Basically, you go to the bathroom when there is very little going on for a few minutes and it is perfectly safe to do so. As more railroads install cameras in locomotive cabs, this practice is going away though. Engineers are stopping trains to use the bathroom, which causes several minutes of delay.
Where do train drivers go to the bathroom?
In north America, freight locomotives have a toilet in the nose of the cab. This is a rather clean example of such.
Can you use the bathroom when the train is stopped?
In the USA, staff were instructed to lock toilets when the train was stopped in a station and unlock them when the train was again underway. Mercifully, new trains no longer dump waste on the tracks. Instead, trains are fitted with chemical holding tanks. These are connected to regular toilets or vacuum toilets.
Can train drivers go to the toilet?
Where does a train driver sleep?
Neither the conductor nor the engineer is allowed to sleep on the train. They must be awake and alert throughout their entire shift. So, where do they sleep? After their shift, conductors and engineers sleep either at home or in a motel at an away terminal.
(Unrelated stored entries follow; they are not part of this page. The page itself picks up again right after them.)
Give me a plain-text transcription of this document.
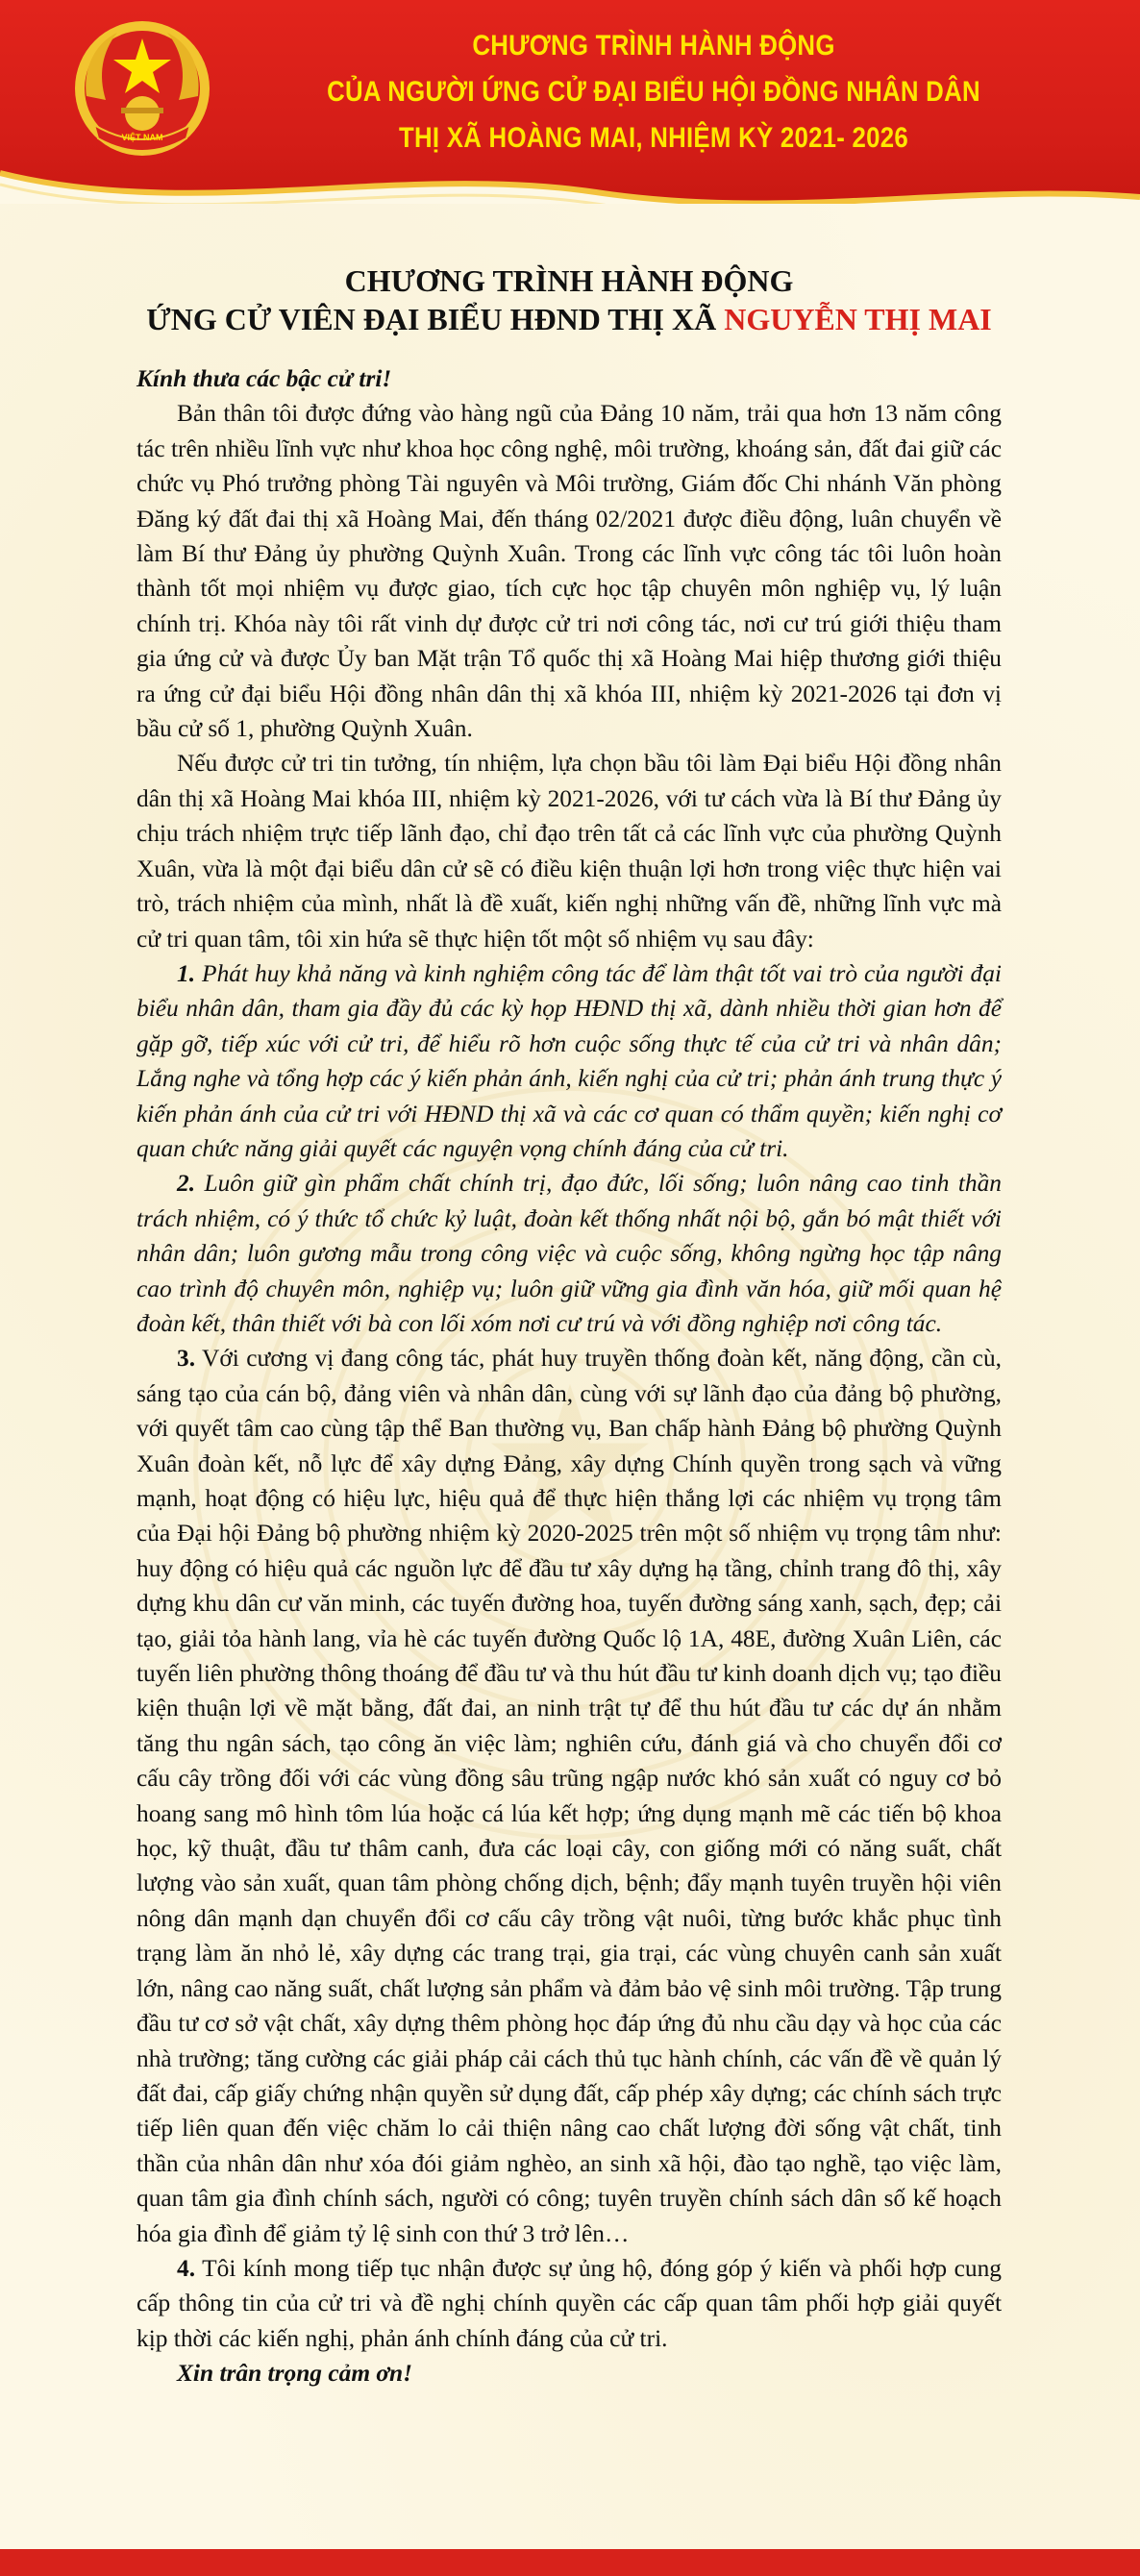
VIỆT NAM
CHƯƠNG TRÌNH HÀNH ĐỘNG
CỦA NGƯỜI ỨNG CỬ ĐẠI BIỂU HỘI ĐỒNG NHÂN DÂN
THỊ XÃ HOÀNG MAI, NHIỆM KỲ 2021- 2026
CHƯƠNG TRÌNH HÀNH ĐỘNG
ỨNG CỬ VIÊN ĐẠI BIỂU HĐND THỊ XÃ NGUYỄN THỊ MAI
Kính thưa các bậc cử tri!

Bản thân tôi được đứng vào hàng ngũ của Đảng 10 năm, trải qua hơn 13 năm công tác trên nhiều lĩnh vực như khoa học công nghệ, môi trường, khoáng sản, đất đai giữ các chức vụ Phó trưởng phòng Tài nguyên và Môi trường, Giám đốc Chi nhánh Văn phòng Đăng ký đất đai thị xã Hoàng Mai, đến tháng 02/2021 được điều động, luân chuyển về làm Bí thư Đảng ủy phường Quỳnh Xuân. Trong các lĩnh vực công tác tôi luôn hoàn thành tốt mọi nhiệm vụ được giao, tích cực học tập chuyên môn nghiệp vụ, lý luận chính trị. Khóa này tôi rất vinh dự được cử tri nơi công tác, nơi cư trú giới thiệu tham gia ứng cử và được Ủy ban Mặt trận Tổ quốc thị xã Hoàng Mai hiệp thương giới thiệu ra ứng cử đại biểu Hội đồng nhân dân thị xã khóa III, nhiệm kỳ 2021-2026 tại đơn vị bầu cử số 1, phường Quỳnh Xuân.

Nếu được cử tri tin tưởng, tín nhiệm, lựa chọn bầu tôi làm Đại biểu Hội đồng nhân dân thị xã Hoàng Mai khóa III, nhiệm kỳ 2021-2026, với tư cách vừa là Bí thư Đảng ủy chịu trách nhiệm trực tiếp lãnh đạo, chỉ đạo trên tất cả các lĩnh vực của phường Quỳnh Xuân, vừa là một đại biểu dân cử sẽ có điều kiện thuận lợi hơn trong việc thực hiện vai trò, trách nhiệm của mình, nhất là đề xuất, kiến nghị những vấn đề, những lĩnh vực mà cử tri quan tâm, tôi xin hứa sẽ thực hiện tốt một số nhiệm vụ sau đây:

1. Phát huy khả năng và kinh nghiệm công tác để làm thật tốt vai trò của người đại biểu nhân dân, tham gia đầy đủ các kỳ họp HĐND thị xã, dành nhiều thời gian hơn để gặp gỡ, tiếp xúc với cử tri, để hiểu rõ hơn cuộc sống thực tế của cử tri và nhân dân; Lắng nghe và tổng hợp các ý kiến phản ánh, kiến nghị của cử tri; phản ánh trung thực ý kiến phản ánh của cử tri với HĐND thị xã và các cơ quan có thẩm quyền; kiến nghị cơ quan chức năng giải quyết các nguyện vọng chính đáng của cử tri.

2. Luôn giữ gìn phẩm chất chính trị, đạo đức, lối sống; luôn nâng cao tinh thần trách nhiệm, có ý thức tổ chức kỷ luật, đoàn kết thống nhất nội bộ, gắn bó mật thiết với nhân dân; luôn gương mẫu trong công việc và cuộc sống, không ngừng học tập nâng cao trình độ chuyên môn, nghiệp vụ; luôn giữ vững gia đình văn hóa, giữ mối quan hệ đoàn kết, thân thiết với bà con lối xóm nơi cư trú và với đồng nghiệp nơi công tác.

3. Với cương vị đang công tác, phát huy truyền thống đoàn kết, năng động, cần cù, sáng tạo của cán bộ, đảng viên và nhân dân, cùng với sự lãnh đạo của đảng bộ phường, với quyết tâm cao cùng tập thể Ban thường vụ, Ban chấp hành Đảng bộ phường Quỳnh Xuân đoàn kết, nỗ lực để xây dựng Đảng, xây dựng Chính quyền trong sạch và vững mạnh, hoạt động có hiệu lực, hiệu quả để thực hiện thắng lợi các nhiệm vụ trọng tâm của Đại hội Đảng bộ phường nhiệm kỳ 2020-2025 trên một số nhiệm vụ trọng tâm như: huy động có hiệu quả các nguồn lực để đầu tư xây dựng hạ tầng, chỉnh trang đô thị, xây dựng khu dân cư văn minh, các tuyến đường hoa, tuyến đường sáng xanh, sạch, đẹp; cải tạo, giải tỏa hành lang, vỉa hè các tuyến đường Quốc lộ 1A, 48E, đường Xuân Liên, các tuyến liên phường thông thoáng để đầu tư và thu hút đầu tư kinh doanh dịch vụ; tạo điều kiện thuận lợi về mặt bằng, đất đai, an ninh trật tự để thu hút đầu tư các dự án nhằm tăng thu ngân sách, tạo công ăn việc làm; nghiên cứu, đánh giá và cho chuyển đổi cơ cấu cây trồng đối với các vùng đồng sâu trũng ngập nước khó sản xuất có nguy cơ bỏ hoang sang mô hình tôm lúa hoặc cá lúa kết hợp; ứng dụng mạnh mẽ các tiến bộ khoa học, kỹ thuật, đầu tư thâm canh, đưa các loại cây, con giống mới có năng suất, chất lượng vào sản xuất, quan tâm phòng chống dịch, bệnh; đẩy mạnh tuyên truyền hội viên nông dân mạnh dạn chuyển đổi cơ cấu cây trồng vật nuôi, từng bước khắc phục tình trạng làm ăn nhỏ lẻ, xây dựng các trang trại, gia trại, các vùng chuyên canh sản xuất lớn, nâng cao năng suất, chất lượng sản phẩm và đảm bảo vệ sinh môi trường. Tập trung đầu tư cơ sở vật chất, xây dựng thêm phòng học đáp ứng đủ nhu cầu dạy và học của các nhà trường; tăng cường các giải pháp cải cách thủ tục hành chính, các vấn đề về quản lý đất đai, cấp giấy chứng nhận quyền sử dụng đất, cấp phép xây dựng; các chính sách trực tiếp liên quan đến việc chăm lo cải thiện nâng cao chất lượng đời sống vật chất, tinh thần của nhân dân như xóa đói giảm nghèo, an sinh xã hội, đào tạo nghề, tạo việc làm, quan tâm gia đình chính sách, người có công; tuyên truyền chính sách dân số kế hoạch hóa gia đình để giảm tỷ lệ sinh con thứ 3 trở lên…

4. Tôi kính mong tiếp tục nhận được sự ủng hộ, đóng góp ý kiến và phối hợp cung cấp thông tin của cử tri và đề nghị chính quyền các cấp quan tâm phối hợp giải quyết kịp thời các kiến nghị, phản ánh chính đáng của cử tri.

Xin trân trọng cảm ơn!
Where do locomotive drivers sleep?
Conductors do not sleep on trains. As operating personnel they are awake for their entire shift, and can be on duty no more than 12 hours. At crew change points, they stay in hotels that the railroad has arranged for them. The same situation applies to engineers (in other countries, the “driver”).
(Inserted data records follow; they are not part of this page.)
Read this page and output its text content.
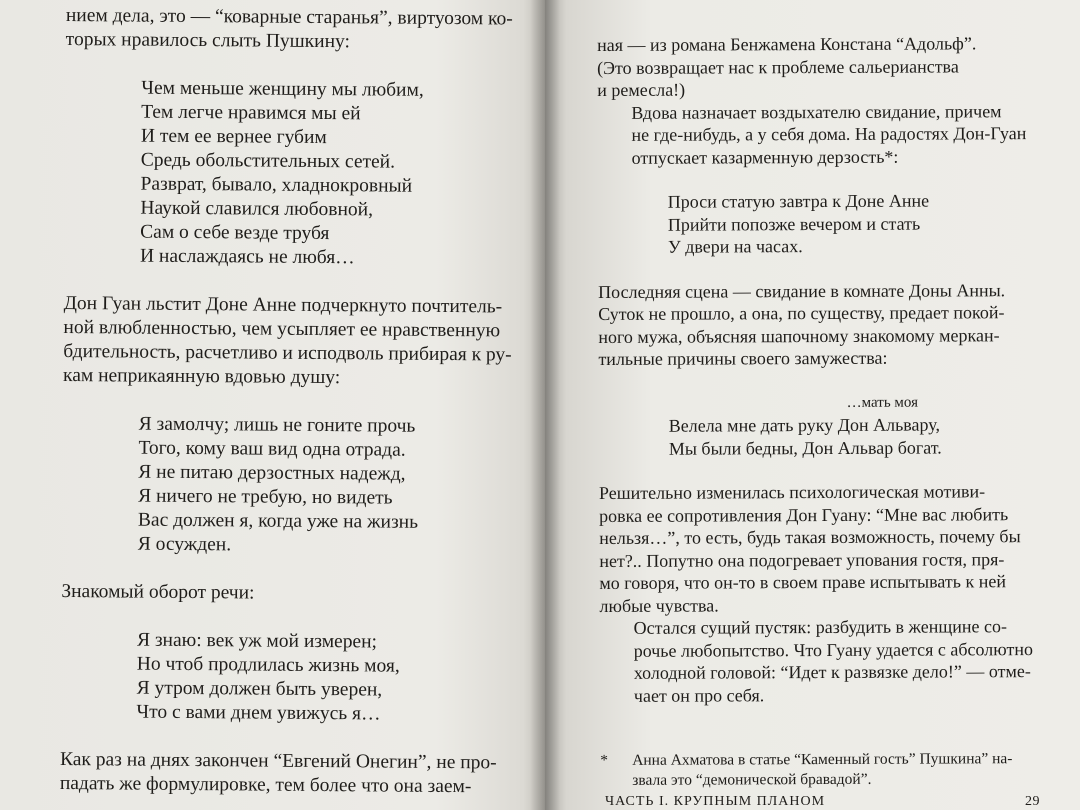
нием дела, это — “коварные старанья”, виртуозом ко-
торых нравилось слыть Пушкину:
Чем меньше женщину мы любим,
Тем легче нравимся мы ей
И тем ее вернее губим
Средь обольстительных сетей.
Разврат, бывало, хладнокровный
Наукой славился любовной,
Сам о себе везде трубя
И наслаждаясь не любя…
Дон Гуан льстит Доне Анне подчеркнуто почтитель-
ной влюбленностью, чем усыпляет ее нравственную
бдительность, расчетливо и исподволь прибирая к ру-
кам неприкаянную вдовью душу:
Я замолчу; лишь не гоните прочь
Того, кому ваш вид одна отрада.
Я не питаю дерзостных надежд,
Я ничего не требую, но видеть
Вас должен я, когда уже на жизнь
Я осужден.
Знакомый оборот речи:
Я знаю: век уж мой измерен;
Но чтоб продлилась жизнь моя,
Я утром должен быть уверен,
Что с вами днем увижусь я…
Как раз на днях закончен “Евгений Онегин”, не про-
падать же формулировке, тем более что она заем-
ная — из романа Бенжамена Констана “Адольф”.
(Это возвращает нас к проблеме сальерианства
и ремесла!)
Вдова назначает воздыхателю свидание, причем
не где-нибудь, а у себя дома. На радостях Дон-Гуан
отпускает казарменную дерзость*:
Проси статую завтра к Доне Анне
Прийти попозже вечером и стать
У двери на часах.
Последняя сцена — свидание в комнате Доны Анны.
Суток не прошло, а она, по существу, предает покой-
ного мужа, объясняя шапочному знакомому меркан-
тильные причины своего замужества:
…мать моя
Велела мне дать руку Дон Альвару,
Мы были бедны, Дон Альвар богат.
Решительно изменилась психологическая мотиви-
ровка ее сопротивления Дон Гуану: “Мне вас любить
нельзя…”, то есть, будь такая возможность, почему бы
нет?.. Попутно она подогревает упования гостя, пря-
мо говоря, что он-то в своем праве испытывать к ней
любые чувства.
Остался сущий пустяк: разбудить в женщине со-
рочье любопытство. Что Гуану удается с абсолютно
холодной головой: “Идет к развязке дело!” — отме-
чает он про себя.
* Анна Ахматова в статье “Каменный гость” Пушкина” на-
звала это “демонической бравадой”.
ЧАСТЬ I. КРУПНЫМ ПЛАНОМ	29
Why can’t you flush the toilet on a train at a station?
The contents don't get flushed into a tank – they get dropped on to the track. And that's particularly unpleasant at a station.
What do Train drivers get paid?
The average East Midlands Railway train driver salary range is £54,403 to £61,467. The average Great Western Railway train driver salary range is £49,807 to £67,304. The average Merseyrail train driver salary range is £50,572 to £55,415. The average Southeastern Railway train driver salary range is £37,261 to £58,503.